Dopo tutti questi anni in cui i guantoni li ho appesi al chiodo, beh, li avevo messi piuttosto in soffitta. Ma… “chissà dove diavolo sono finiti”, così come il borsone con la mia divisa col numero 1 ben in vista. Io, che numero uno forse non lo sono mai stato, tranne per le persone che mi vogliono bene, che poi sono quelle che contano. Quel borsone era sempre pronto: passavi in piazza a vedere se qualcuno organizzava una partita, o andavi direttamente al campo, ché i cellulari mica c’erano ancora.

In quelle partite qualcuno ti falciava, ma poi ti tendeva la mano per rialzarti – mica come nella vita vera, dove spesso se ti stendono ti passano pure sopra. E a volte li rivedi, quelli che erano “la squadra da battere”. Hanno i capelli bianchi e qualche ruga in più, e pensi: “solo un po’”. Speri sia lo stesso pensiero che hanno guardando te, e magari si chiedono se sei proprio tu, quello che a volte negava il goal decisivo, dietro i capelli che non ci sono più e i chili di troppo.

Ogni tanto rivedo quello che mi diceva: “Tu sei un fenomeno, a volte sembri uscito dalla scuola calcio di Coverciano… e altre fai delle cagate pazzesche.” Come quando gli prendevo una palla destinata all’incrocio dei pali, e subito dopo subivo un gol da un suo compagno di squadra, che anche un bambino lo avrebbe parato. Forse è ancora così: non ho mai imparato a intercettare le palle facili.

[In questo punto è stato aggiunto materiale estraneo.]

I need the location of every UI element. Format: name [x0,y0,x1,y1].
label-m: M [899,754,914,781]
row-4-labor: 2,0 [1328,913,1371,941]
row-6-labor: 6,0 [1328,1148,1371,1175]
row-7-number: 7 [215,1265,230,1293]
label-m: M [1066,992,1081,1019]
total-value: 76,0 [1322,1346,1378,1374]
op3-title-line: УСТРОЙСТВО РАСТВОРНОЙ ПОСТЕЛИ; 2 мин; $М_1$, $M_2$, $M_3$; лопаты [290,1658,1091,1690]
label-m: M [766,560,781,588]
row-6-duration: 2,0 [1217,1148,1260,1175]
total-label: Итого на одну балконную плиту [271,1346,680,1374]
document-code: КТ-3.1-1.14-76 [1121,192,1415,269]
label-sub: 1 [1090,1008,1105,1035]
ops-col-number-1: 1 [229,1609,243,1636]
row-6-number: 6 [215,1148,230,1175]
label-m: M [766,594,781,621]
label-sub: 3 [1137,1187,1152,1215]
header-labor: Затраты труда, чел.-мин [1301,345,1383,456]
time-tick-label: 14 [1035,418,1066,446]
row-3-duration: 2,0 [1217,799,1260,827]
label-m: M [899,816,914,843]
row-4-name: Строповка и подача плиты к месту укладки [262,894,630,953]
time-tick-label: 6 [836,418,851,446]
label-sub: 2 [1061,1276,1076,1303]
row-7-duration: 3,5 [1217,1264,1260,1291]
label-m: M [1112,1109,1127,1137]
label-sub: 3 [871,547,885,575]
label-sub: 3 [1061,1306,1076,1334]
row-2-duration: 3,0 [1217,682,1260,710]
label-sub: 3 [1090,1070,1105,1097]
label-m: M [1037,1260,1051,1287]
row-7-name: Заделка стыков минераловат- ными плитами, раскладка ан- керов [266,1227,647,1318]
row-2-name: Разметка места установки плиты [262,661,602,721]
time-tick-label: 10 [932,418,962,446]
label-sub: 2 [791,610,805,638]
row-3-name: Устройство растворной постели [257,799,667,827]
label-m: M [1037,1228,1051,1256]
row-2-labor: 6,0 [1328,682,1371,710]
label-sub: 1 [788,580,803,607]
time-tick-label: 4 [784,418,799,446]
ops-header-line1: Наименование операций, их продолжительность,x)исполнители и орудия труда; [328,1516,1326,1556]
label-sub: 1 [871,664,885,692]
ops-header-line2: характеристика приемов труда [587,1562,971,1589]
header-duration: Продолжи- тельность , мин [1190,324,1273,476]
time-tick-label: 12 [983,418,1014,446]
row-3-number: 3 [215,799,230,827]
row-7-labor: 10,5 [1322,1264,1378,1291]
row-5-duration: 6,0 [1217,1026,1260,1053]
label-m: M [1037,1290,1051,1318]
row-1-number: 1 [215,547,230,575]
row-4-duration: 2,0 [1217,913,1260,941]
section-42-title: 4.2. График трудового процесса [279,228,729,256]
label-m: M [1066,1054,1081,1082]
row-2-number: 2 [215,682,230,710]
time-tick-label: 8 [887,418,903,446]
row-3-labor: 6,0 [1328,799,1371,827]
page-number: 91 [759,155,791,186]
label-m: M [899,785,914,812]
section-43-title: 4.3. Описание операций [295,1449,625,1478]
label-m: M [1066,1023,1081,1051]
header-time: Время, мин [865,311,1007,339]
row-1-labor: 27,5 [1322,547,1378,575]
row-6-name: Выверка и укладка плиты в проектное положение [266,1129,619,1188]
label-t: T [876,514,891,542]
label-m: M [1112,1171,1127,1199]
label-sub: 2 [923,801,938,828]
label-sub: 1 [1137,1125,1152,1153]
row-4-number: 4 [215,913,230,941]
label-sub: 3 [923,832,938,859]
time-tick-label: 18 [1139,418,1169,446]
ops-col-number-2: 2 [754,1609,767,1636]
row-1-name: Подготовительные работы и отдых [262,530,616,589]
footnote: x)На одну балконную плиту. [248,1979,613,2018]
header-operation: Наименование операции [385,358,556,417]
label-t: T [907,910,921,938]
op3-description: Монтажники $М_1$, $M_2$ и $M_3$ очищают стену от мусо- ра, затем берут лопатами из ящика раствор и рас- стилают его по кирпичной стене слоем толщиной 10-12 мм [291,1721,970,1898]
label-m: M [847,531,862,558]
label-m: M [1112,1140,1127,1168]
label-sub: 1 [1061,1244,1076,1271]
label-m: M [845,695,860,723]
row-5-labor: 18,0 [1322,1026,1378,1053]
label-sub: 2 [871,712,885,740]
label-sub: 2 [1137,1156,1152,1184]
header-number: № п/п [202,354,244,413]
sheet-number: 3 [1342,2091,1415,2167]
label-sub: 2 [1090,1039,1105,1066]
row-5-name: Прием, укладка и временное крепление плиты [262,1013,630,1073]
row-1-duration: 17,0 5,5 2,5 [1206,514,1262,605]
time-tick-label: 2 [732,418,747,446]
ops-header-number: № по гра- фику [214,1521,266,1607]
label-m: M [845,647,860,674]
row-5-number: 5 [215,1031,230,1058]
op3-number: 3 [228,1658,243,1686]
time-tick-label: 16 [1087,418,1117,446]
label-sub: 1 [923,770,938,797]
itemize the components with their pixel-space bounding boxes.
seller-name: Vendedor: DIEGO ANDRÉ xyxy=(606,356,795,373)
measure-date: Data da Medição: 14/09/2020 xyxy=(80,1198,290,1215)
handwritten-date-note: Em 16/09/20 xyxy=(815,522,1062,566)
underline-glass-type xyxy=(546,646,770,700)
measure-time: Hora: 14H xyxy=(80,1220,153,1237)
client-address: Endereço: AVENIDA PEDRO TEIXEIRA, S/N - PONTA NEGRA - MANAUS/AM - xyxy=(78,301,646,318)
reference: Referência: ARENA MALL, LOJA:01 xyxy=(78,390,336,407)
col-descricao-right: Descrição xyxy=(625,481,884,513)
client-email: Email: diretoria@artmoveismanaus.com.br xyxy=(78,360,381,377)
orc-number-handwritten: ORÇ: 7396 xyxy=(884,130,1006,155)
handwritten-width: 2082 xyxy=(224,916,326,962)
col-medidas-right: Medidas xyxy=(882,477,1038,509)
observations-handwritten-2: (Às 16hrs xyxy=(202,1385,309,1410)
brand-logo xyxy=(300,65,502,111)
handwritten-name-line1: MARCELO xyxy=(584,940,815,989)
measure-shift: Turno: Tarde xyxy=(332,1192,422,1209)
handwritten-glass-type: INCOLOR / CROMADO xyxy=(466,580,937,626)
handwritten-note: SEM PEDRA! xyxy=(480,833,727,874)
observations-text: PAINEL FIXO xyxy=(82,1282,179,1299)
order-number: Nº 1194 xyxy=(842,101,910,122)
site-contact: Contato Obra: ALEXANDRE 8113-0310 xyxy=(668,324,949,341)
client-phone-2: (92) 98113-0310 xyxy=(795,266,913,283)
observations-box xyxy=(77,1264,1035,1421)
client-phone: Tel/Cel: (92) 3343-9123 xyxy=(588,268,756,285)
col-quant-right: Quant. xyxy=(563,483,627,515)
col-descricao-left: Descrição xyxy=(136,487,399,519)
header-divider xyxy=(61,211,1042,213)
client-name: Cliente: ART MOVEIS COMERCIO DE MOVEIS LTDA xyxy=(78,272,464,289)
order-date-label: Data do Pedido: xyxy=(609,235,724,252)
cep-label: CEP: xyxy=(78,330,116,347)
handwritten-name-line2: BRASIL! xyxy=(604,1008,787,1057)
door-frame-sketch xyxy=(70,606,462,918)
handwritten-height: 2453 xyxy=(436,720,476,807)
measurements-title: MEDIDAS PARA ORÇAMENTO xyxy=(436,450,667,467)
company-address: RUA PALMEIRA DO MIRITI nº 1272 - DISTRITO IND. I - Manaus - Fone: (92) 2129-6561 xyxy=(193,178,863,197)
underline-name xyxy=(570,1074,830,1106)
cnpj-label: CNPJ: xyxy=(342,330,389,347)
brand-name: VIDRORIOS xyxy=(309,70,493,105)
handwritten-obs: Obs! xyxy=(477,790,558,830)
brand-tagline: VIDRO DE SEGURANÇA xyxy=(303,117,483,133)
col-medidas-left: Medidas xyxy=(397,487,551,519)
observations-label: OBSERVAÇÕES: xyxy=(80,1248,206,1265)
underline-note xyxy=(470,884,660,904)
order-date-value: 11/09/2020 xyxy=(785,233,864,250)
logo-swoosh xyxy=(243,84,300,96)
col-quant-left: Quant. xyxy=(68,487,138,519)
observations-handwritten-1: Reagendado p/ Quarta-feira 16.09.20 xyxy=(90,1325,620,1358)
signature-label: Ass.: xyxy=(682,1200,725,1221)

Lui, medico da una vita, che dovrebbe essere già in pensione, e invece è ancora lì, nel suo ambulatorio o nelle case di pazienti allettati, perché non ci sono giovani medici a prendere il suo posto. Con la pancetta e i capelli grigi come i miei – se ancora li avessi – e la stessa schiettezza di un tempo. Io che scrivo per mestiere, raccontando storie e a volte inventando eroi che salvano vite, e lui che davvero cura e, a volte, salva persone, pur senza essere mai stato chiamato “eroe” – anche se, ammette, farebbe volentieri a meno di certe telefonate a tutte le ore..

Ci accomuna il fatto che facciamo entrambi il nostro mestiere con passione, e condividiamo i ricordi di quelle partite in cui abbiamo imparato che la vera vittoria non si misura solo nei goal segnati o nei tiri parati, ma soprattutto nelle relazioni che costruiamo e nelle vite che arricchiamo, sia sul campo che nella quotidianità.

Siamo entrambi stanchi di tante cose, di un mondo che a stento riconosciamo come nostro. Ma sono sicuro che se ci dessero un pallone e un campetto di calcetto, la voglia di farci una partita non ci mancherebbe. Avrei però un problema: dopo essermi tuffato per parare, magari un calcio di rigore… chi mi tirerebbe su?